Praise for American Melancholy

"Laura Hirshbein's analysis of the explosive growth of depression in American society, psychiatry, and pharmacology emphasizes the overlapping roles of the medicalization and commercialization of mental states; the contemporary hyper-consumerist American's habits; the quest of psychiatric communities for professional and scientific security; and the drive, relentless and resourceful, by global pharmaceutical companies for new markets. This book is likely to be regarded eventually as the finest and most in-depth account around of gender and depression."Mark S. Micale, department of history, University of Illinois

"Laura Hirshbein demonstrates that the modern diagnosis of depression is only a recent creation and reveals more about our society and culture than our mental states. In tracing the manner in which depression entered medical diagnostic systems, she has made a major contribution that should force us to question claims about the pervasive nature of this diagnosis.Gerald N. Grob, the Henry E. Sigerist Professor of the History of Medicine Emeritus at Rutgers University"

"American Melancholy provides new insight into a diagnostic category that has become central not only to modern psychiatry but also to the very definition of ordinary life in late twentieth-century America. Perhaps its greatest contribution lies in Hirshbein’s careful attention to the role of gender in shaping the conception and treatment of depression."Nancy Tomes, author of Madness in America


Description:

As American Melancholy reveals, if you read about depression anywhere today—medical journal, popular magazine, National Institute of Mental Health pamphlet, or pharmaceutical company drug promotional literature—you will find three main pieces of information either explicitly stated or strongly implied: depression is a disease (like any other physical disease); it is extraordinarily prevalent in the world; and it occurs about twice as frequently in women as in men. Yet, depression was not classified as a disease until the 1980 publication of the American Psychiatric Association’s Diagnostic and Statistical Manual-III (DSM-III). How is it that such an illness, thought to affect between 14 and 17 million Americans, was not specifically defined until the late twentieth century?

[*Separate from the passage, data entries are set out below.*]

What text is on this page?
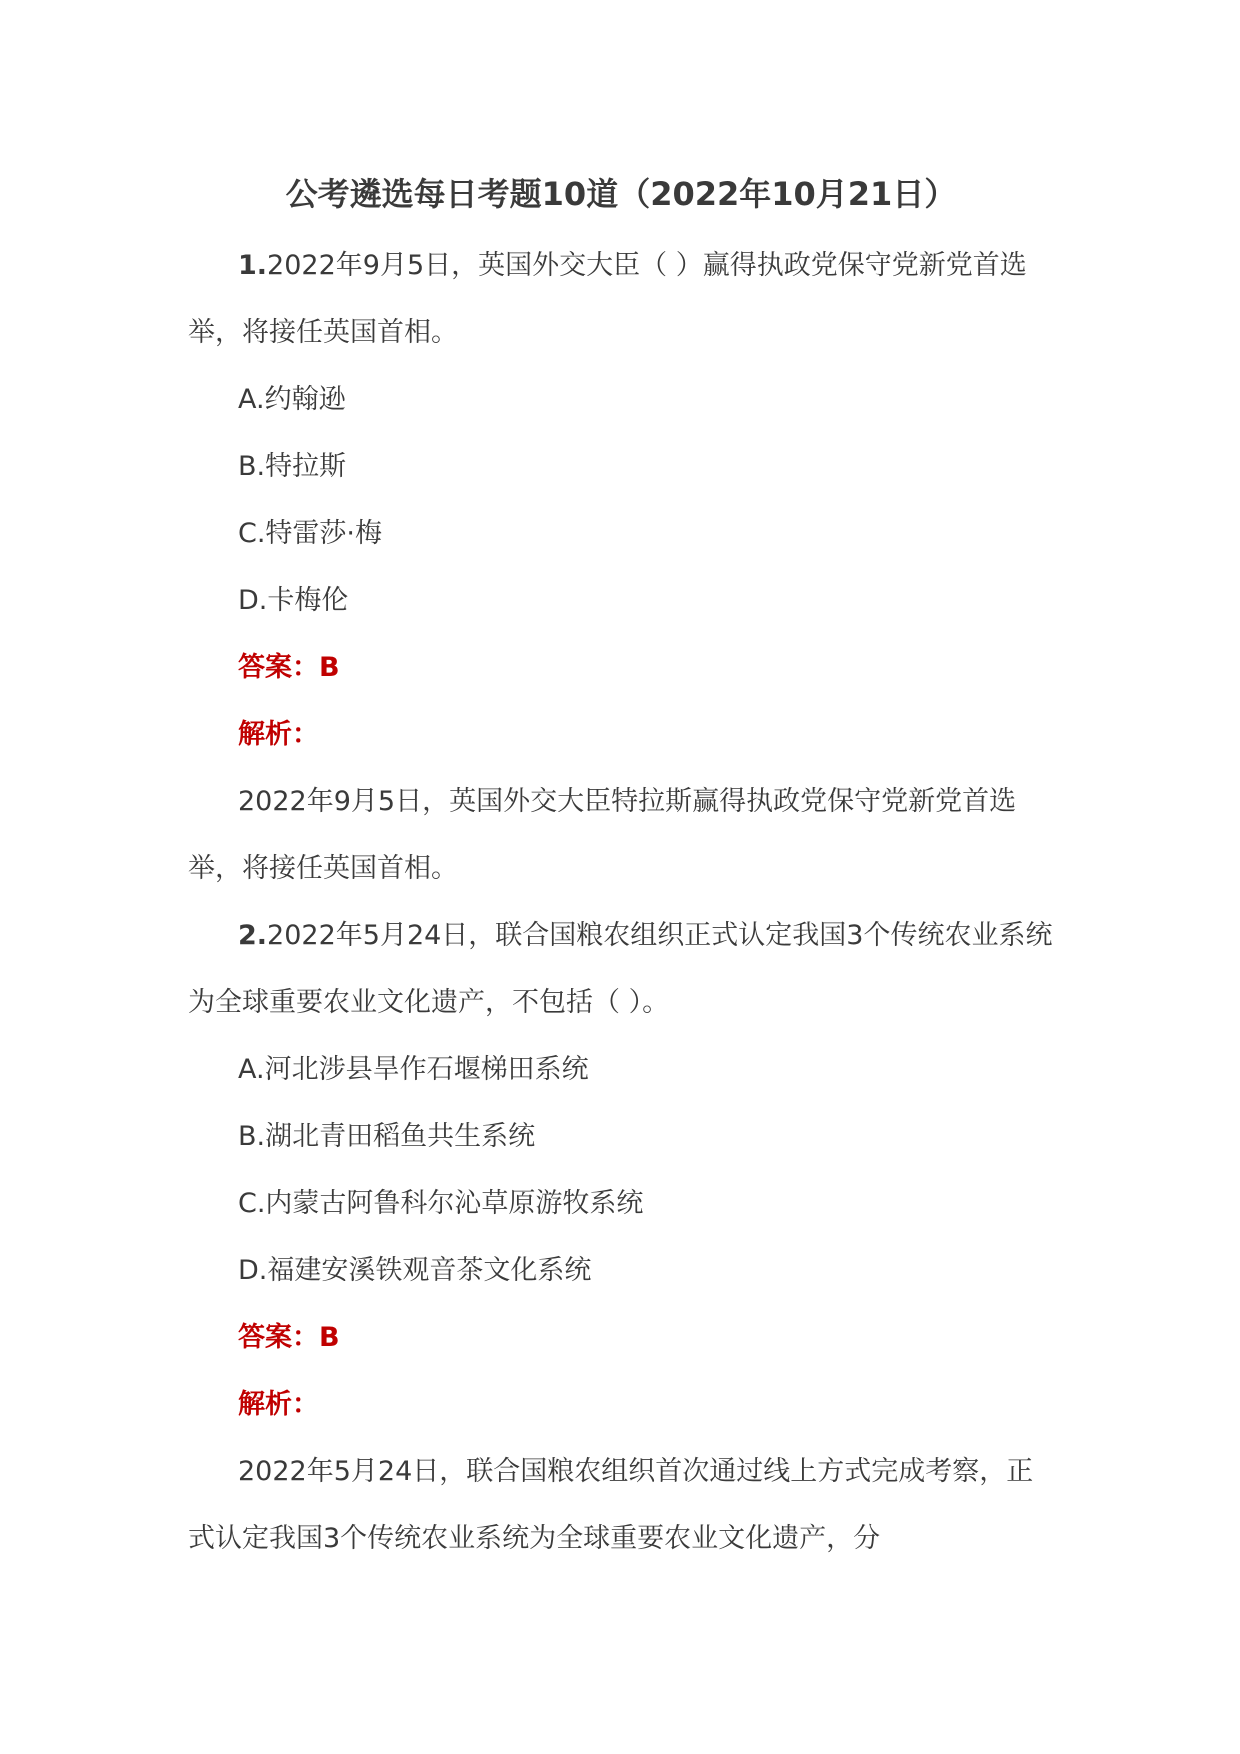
公考遴选每日考题10道（2022年10月21日）

1.2022年9月5日，英国外交大臣（ ）赢得执政党保守党新党首选举，将接任英国首相。

A.约翰逊

B.特拉斯

C.特雷莎·梅

D.卡梅伦

答案：B

解析：

2022年9月5日，英国外交大臣特拉斯赢得执政党保守党新党首选举，将接任英国首相。

2.2022年5月24日，联合国粮农组织正式认定我国3个传统农业系统为全球重要农业文化遗产，不包括（ ）。

A.河北涉县旱作石堰梯田系统

B.湖北青田稻鱼共生系统

C.内蒙古阿鲁科尔沁草原游牧系统

D.福建安溪铁观音茶文化系统

答案：B

解析：

2022年5月24日，联合国粮农组织首次通过线上方式完成考察，正式认定我国3个传统农业系统为全球重要农业文化遗产，分
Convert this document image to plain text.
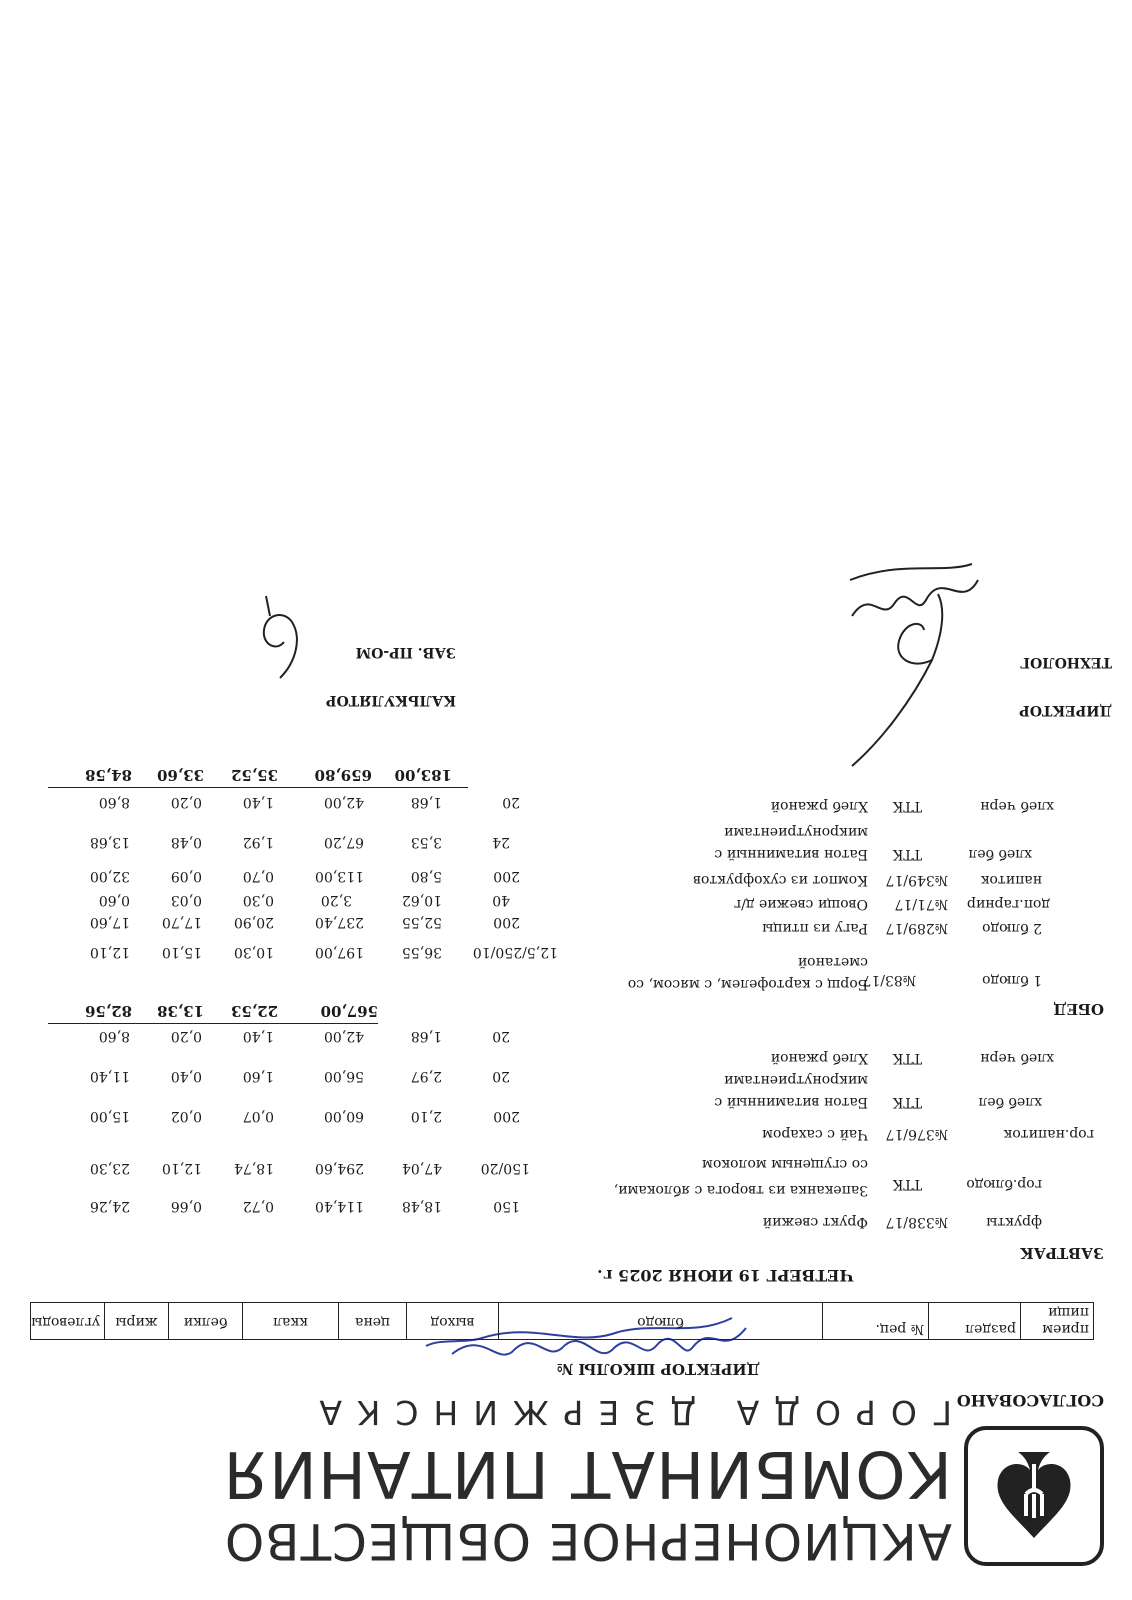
АКЦИОНЕРНОЕ ОБЩЕСТВО
КОМБИНАТ ПИТАНИЯ
ГОРОДА ДЗЕРЖИНСКА СОГЛАСОВАНО
ДИРЕКТОР ШКОЛЫ №
прием пищи
раздел
№ рец.
блюдо
выход
цена
ккал
белки
жиры
углеводы
ЧЕТВЕРГ 19 ИЮНЯ 2025 г.
ЗАВТРАК
фрукты
№338/17
Фрукт свежий
150
18,48
114,40
0,72
0,66
24,26
гор.блюдо
ТТК
Запеканка из творога с яблоками,
со сгущеным молоком
150/20
47,04
294,60
18,74
12,10
23,30
гор.напиток
№376/17
Чай с сахаром
200
2,10
60,00
0,07
0,02
15,00
хлеб бел
ТТК
Батон витаминный с
микронутриентами
20
2,97
56,00
1,60
0,40
11,40
хлеб черн
ТТК
Хлеб ржаной
20
1,68
42,00
1,40
0,20
8,60
567,00
22,53
13,38
82,56	ОБЕД
1 блюдо
№83/17
Борщ с картофелем, с мясом, со
сметаной
12,5/250/10
36,55
197,00
10,30
15,10
12,10
2 блюдо
№289/17
Рагу из птицы
200
52,55
237,40
20,90
17,70
17,60
доп.гарнир
№71/17
Овощи свежие д/г
40
10,62
3,20
0,30
0,03
0,60
напиток
№349/17
Компот из сухофруктов
200
5,80
113,00
0,70
0,09
32,00
хлеб бел
ТТК
Батон витаминный с
микронутриентами
24
3,53
67,20
1,92
0,48
13,68
хлеб черн
ТТК
Хлеб ржаной
20
1,68
42,00
1,40
0,20
8,60
183,00
659,80
35,52
33,60
84,58
ДИРЕКТОР
ТЕХНОЛОГ
КАЛЬКУЛЯТОР
ЗАВ. ПР-ОМ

American Melancholy traces the growth of depression as an object of medical study and as a consumer commodity and illustrates how and why depression came to be such a huge medical, social, and cultural phenomenon. It is the first book to address gender issues in the construction of depression, explores key questions of how its diagnosis was developed, how it has been used, and how we should question its application in American society.


About the Author:

Laura D. Hirshbein is a practicing clinical psychiatrist and medical historian at the University of Michigan.